Это неизбежно, когда речь идет о том, чтобы по-человечески понять смысл этого тезиса о науке, знании, цель которого находится в нем самом; этого тезиса о знании ради самого знания, познании истины ради самой истины. Наука существует только в личном сознании и только благодаря ему; астрономия и математика не имеют никакой другой реальности, кроме той, которую и качестве знания они имеют в умах тех, которые их изучают и возделывают. И если бы в один прекрасный день должно было исчезнуть всякое личное сознание на земле, если бы в один прекрасный день дух человеческий обратился в ничто, то есть в абсолютную бессознательность, из которой он когда-то вышел, и не стало бы уже духа, который воспользовался бы плодами, накопленными всей нашей наукой, для чего тогда была бы нужна наука? Ибо не следует упускать из виду тот факт, что в проблеме личного бессмертия души речь идет о будущем всего рода человеческого.
Эту цепочку противоречий, в которые впадает англичанин, пытаясь объяснить нам суть науки, чья цель находится в ней самой, легко понять, если видеть в этом англичанине прежде всего человека. Наверное немецкий специалист, философ, который сделал философию своей специальностью, и заживо похоронил себя в ней, предварительно убив в себе человека, гораздо лучше объяснил бы суть науки, чья цель находится в ней самой, и суть знания ради знания.

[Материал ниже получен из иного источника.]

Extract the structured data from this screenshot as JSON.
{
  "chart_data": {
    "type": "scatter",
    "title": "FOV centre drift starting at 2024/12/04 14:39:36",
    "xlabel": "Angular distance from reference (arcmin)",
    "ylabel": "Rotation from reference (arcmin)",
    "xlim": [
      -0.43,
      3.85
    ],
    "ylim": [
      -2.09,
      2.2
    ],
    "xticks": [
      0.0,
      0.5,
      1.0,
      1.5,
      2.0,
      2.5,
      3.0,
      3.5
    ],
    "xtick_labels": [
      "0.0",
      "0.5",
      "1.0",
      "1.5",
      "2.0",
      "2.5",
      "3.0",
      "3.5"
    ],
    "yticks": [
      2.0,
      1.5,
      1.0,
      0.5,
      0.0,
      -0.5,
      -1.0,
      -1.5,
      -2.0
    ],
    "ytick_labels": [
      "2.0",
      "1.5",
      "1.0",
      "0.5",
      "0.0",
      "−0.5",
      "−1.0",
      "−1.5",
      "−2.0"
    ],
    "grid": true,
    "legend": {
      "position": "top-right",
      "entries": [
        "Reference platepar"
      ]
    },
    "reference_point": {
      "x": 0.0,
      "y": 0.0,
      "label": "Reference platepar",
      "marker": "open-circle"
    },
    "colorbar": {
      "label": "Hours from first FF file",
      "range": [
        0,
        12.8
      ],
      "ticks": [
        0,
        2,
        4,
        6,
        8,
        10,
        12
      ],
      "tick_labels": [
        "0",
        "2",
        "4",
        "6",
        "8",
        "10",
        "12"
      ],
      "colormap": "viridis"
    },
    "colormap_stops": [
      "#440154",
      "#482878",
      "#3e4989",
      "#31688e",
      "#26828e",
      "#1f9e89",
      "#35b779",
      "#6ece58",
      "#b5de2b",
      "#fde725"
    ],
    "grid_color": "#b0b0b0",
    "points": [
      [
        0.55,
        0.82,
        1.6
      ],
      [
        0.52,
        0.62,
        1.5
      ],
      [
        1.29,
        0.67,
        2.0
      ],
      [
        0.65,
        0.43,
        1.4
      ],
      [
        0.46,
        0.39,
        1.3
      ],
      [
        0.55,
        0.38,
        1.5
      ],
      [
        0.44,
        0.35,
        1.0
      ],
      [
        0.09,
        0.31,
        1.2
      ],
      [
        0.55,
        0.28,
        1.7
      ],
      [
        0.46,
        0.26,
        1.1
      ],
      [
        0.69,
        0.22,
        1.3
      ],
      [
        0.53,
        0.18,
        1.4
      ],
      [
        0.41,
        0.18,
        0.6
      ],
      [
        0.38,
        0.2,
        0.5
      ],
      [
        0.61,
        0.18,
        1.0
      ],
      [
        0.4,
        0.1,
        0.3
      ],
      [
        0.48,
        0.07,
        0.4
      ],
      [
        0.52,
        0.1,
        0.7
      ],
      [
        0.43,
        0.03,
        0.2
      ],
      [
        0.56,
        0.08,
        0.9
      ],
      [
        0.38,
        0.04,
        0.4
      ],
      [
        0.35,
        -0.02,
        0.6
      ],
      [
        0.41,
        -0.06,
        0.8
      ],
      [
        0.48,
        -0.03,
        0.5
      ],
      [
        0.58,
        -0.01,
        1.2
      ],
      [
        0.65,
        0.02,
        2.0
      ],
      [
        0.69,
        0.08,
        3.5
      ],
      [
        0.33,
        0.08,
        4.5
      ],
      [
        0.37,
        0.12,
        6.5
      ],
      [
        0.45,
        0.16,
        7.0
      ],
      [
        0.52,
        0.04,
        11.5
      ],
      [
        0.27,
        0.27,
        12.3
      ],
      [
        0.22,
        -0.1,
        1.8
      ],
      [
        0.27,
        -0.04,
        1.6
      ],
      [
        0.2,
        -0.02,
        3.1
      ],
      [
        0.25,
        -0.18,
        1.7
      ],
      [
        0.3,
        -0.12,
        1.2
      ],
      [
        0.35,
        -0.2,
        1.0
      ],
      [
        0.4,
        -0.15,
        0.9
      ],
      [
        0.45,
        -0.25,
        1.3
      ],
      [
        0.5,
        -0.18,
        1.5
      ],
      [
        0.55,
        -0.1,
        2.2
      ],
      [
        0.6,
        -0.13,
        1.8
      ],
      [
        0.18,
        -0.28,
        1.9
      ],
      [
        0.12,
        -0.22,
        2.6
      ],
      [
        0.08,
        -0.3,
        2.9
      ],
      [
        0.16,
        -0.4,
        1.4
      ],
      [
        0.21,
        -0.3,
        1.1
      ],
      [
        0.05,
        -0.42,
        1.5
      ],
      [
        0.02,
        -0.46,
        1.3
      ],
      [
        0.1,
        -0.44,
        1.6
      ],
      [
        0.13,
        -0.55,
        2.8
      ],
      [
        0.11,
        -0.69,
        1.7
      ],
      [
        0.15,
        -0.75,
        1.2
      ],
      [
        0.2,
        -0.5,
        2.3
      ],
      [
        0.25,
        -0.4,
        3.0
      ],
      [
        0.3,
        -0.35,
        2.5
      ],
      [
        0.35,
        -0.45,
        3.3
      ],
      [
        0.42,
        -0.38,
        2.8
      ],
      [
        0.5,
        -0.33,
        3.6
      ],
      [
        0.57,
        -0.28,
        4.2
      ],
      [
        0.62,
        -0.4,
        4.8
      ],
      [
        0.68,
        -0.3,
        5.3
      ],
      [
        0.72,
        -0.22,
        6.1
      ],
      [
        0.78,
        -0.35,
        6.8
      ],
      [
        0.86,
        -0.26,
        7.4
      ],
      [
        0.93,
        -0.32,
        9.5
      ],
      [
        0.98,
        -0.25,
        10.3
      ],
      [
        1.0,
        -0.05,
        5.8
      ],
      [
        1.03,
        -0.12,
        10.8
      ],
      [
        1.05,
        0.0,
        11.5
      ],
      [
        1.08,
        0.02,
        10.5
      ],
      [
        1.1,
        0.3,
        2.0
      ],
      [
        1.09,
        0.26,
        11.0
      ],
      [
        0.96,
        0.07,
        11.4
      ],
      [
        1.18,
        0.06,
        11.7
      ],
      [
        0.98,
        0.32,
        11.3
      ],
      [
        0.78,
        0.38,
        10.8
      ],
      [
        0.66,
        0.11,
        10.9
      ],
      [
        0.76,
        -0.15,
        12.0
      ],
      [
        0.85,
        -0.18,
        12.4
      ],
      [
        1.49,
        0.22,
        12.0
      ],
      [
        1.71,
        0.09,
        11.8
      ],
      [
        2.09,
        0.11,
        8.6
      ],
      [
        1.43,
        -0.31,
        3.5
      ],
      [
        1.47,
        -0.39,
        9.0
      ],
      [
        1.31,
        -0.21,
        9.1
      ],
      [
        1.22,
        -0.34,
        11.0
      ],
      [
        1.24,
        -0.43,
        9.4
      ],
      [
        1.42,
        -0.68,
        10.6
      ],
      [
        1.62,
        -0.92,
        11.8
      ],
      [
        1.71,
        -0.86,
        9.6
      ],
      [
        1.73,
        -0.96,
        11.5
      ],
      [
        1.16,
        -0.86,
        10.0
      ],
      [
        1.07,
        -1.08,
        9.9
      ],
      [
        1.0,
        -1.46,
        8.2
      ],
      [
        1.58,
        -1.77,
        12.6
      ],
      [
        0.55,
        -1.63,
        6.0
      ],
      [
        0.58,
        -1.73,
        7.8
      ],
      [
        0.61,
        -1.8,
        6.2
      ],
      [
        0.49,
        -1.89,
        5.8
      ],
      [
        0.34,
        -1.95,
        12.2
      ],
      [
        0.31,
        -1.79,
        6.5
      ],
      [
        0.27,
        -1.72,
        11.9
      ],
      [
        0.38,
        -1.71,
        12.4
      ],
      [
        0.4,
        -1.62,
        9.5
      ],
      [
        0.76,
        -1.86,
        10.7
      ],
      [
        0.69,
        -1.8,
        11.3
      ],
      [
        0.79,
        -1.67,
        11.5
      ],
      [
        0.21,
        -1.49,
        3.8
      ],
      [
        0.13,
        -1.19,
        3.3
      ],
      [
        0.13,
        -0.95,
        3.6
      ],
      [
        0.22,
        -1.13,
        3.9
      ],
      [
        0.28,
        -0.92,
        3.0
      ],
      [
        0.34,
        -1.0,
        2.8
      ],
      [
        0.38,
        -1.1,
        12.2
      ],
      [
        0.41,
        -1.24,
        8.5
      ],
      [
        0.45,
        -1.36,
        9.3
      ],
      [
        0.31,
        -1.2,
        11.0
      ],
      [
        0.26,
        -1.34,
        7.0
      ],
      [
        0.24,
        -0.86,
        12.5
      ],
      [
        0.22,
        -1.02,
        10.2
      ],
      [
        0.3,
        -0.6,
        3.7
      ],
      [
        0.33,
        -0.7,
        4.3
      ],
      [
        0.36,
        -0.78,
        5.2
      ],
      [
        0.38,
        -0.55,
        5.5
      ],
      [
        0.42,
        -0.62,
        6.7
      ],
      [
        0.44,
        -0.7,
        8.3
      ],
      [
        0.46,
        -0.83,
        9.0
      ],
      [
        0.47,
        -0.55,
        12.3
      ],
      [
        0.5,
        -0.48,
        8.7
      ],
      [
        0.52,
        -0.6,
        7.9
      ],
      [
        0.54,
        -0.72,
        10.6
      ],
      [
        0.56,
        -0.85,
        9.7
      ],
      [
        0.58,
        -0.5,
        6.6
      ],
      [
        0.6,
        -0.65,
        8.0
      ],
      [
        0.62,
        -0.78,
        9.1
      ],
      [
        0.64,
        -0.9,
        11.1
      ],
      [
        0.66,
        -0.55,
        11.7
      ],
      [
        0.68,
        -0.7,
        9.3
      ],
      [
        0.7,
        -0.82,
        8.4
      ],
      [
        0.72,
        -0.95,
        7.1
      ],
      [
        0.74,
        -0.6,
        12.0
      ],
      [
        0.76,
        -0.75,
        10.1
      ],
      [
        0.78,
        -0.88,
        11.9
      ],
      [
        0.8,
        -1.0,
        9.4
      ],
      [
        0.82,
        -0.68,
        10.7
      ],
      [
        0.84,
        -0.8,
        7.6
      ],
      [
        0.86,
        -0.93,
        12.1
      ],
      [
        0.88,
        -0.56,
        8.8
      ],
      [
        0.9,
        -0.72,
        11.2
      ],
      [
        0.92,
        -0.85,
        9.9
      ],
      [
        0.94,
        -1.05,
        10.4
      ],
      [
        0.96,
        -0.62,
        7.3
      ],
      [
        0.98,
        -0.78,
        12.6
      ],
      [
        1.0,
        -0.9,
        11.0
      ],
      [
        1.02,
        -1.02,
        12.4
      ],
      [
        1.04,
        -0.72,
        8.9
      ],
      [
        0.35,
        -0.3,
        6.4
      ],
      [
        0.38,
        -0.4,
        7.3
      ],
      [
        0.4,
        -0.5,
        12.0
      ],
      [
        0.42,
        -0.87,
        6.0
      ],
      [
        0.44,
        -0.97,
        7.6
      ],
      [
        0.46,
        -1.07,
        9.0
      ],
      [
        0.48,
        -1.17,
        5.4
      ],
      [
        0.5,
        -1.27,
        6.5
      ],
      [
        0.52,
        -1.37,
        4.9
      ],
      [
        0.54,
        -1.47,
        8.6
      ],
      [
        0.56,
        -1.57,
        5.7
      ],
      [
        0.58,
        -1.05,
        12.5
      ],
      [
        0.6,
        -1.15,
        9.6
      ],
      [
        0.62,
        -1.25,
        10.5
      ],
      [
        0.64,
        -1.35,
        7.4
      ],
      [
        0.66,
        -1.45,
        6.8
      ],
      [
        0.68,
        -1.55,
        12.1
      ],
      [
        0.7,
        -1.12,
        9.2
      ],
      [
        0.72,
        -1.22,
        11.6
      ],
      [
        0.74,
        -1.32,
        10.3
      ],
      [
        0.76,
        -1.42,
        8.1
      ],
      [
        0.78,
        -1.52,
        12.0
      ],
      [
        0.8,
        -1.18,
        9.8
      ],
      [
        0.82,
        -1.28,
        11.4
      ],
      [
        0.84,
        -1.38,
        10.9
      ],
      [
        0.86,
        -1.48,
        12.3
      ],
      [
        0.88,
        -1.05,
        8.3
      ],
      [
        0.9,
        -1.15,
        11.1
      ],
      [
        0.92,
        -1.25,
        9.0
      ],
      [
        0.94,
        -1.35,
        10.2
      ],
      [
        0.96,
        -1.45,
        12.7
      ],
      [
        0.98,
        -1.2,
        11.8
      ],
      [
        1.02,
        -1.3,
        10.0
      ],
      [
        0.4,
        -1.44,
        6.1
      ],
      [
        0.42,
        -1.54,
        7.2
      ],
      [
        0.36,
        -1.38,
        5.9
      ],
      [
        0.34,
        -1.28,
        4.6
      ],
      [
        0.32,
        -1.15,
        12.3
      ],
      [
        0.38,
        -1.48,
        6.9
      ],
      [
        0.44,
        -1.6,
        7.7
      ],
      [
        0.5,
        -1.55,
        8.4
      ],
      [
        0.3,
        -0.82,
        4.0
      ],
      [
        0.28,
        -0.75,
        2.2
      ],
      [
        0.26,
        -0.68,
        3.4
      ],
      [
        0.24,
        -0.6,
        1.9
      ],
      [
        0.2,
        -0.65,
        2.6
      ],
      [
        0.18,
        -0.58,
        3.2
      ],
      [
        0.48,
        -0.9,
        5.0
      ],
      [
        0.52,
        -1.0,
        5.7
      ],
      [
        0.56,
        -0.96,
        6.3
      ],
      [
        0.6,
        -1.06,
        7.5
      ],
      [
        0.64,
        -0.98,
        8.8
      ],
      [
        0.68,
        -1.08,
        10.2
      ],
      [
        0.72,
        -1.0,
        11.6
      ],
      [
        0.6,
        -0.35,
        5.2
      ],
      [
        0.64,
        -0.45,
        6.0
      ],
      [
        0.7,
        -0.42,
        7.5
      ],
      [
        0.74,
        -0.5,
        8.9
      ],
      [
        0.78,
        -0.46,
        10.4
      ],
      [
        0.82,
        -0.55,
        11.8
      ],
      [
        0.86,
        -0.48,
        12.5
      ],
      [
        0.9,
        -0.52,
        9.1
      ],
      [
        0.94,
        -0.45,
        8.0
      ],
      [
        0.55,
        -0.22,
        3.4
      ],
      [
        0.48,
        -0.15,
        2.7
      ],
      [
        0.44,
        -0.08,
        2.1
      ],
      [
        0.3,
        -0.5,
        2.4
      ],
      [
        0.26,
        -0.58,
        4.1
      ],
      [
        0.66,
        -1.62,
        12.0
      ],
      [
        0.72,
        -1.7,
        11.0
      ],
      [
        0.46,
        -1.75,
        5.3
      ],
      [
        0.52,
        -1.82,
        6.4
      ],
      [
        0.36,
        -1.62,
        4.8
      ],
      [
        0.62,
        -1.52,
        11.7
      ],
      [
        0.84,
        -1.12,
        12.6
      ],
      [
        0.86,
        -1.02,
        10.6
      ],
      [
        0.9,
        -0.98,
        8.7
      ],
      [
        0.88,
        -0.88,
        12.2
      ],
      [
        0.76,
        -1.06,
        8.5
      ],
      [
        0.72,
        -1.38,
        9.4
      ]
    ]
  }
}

Возьмите, к примеру, человека Спинозу, этого португальского еврея, которого судьба забросила в Голландию; прочтите его Этику, воспринимая ее такой, как она есть, читая ее как преисполненную отчаяния элегическую поэму, и скажите мне, разве не слышится в ней доносящееся из-под точных, и на первый взгляд, невозмутимых теорем, изложенных more geometrico{32}, скорбное эхо пророческих псалмов? Это не философия смирения, но философия отчаяния. Когда он писал, что человек свободный ни о чем так мало не думает, как о смерти, и его мудрость состоит в размышлении не о смерти, а о жизни - homo Liber de nulla re minus quam de morte cogitat et euis sapientiam non mortis, sed vitae meditatio est (Этика, ч. IV, теорема LXVII), когда он это писал, то, не менее чем кто-либо, чувствовал себя рабом, он думал о смерти и писал для того, чтобы освободиться от этой мысли, хотя желание освободиться от нее было тщетным. Точно так же, написав теорему XLII части V, согласно которой «счастье не есть награда за добродетель, но сама в себе добродетель», он не чувствовал уверенности в том, что писал. Ибо люди для того и философствуют, чтобы убедить самих себя, хоть и не достигают никогда этой цели. Это желание убедить себя, то есть превзойти свою собственную человеческую природу, и есть истинный внутренний исходный пункт большинства философских доктрин.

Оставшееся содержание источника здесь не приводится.